52. In our judgment the conduct of the police officers was not exceptional and did not go beyond that which was necessary to show their willingness to deal in drugs. An exchange of a small amount of cocaine triggered the revelation that these defendants were not only happy to import very substantial quantities of cocaine but had the ability to do so. The officers' activities pale into insignificance in comparison to the offers made by Harmes to import, on their behalf, large amounts of cocaine of a high value."
"55. The test of whether the enforcement officer behaved like an ordinary member of the public works well and is likely to be decisive in many cases of regulatory offences committed with ordinary members of the public, such as selling liquor in unlicensed quantities…But ordinary members of the public do not become involved in large scale drug dealing…The appropriate standards of behaviour are in such cases rather more problematic."
"18. In our judgment, there is no significant distinction between the assumed facts of the present case and the facts of Looseley. It is an inherent aspect of any undercover police operation that the undercover police officer insinuates himself into the confidence of those involved in the criminal conduct at which the operation is directed. For an officer who has so insinuated himself to offer an opportunity to a defendant to commit a criminal offence, in the absence of persuasion or pressure or the offer of a significant inducement, will not generally result in its being an abuse of the process to prosecute the person who takes that opportunity to commit an offence.

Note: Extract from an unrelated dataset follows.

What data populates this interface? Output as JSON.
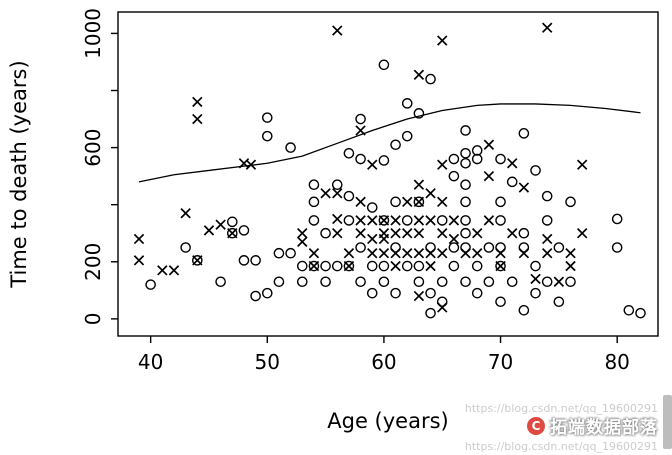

19. For these reasons it was not open to the judge to make a finding of entrapment on the assumed facts before him such as to render the prosecution of M an abuse of the process.
20. If, during the course of the evidence, facts (for example, that there was pressure put on M to supply the drugs in question) are established that go significantly beyond those on which the judge made his decision, it may be necessary to review our decision. It is for this reason that we consider that it would have been sensible for the judge to have followed the procedure suggested by counsel, that is for the issue of entrapment to be addressed after [the officer] had given evidence before the jury, with if necessary M giving evidence at that stage in the absence of the jury."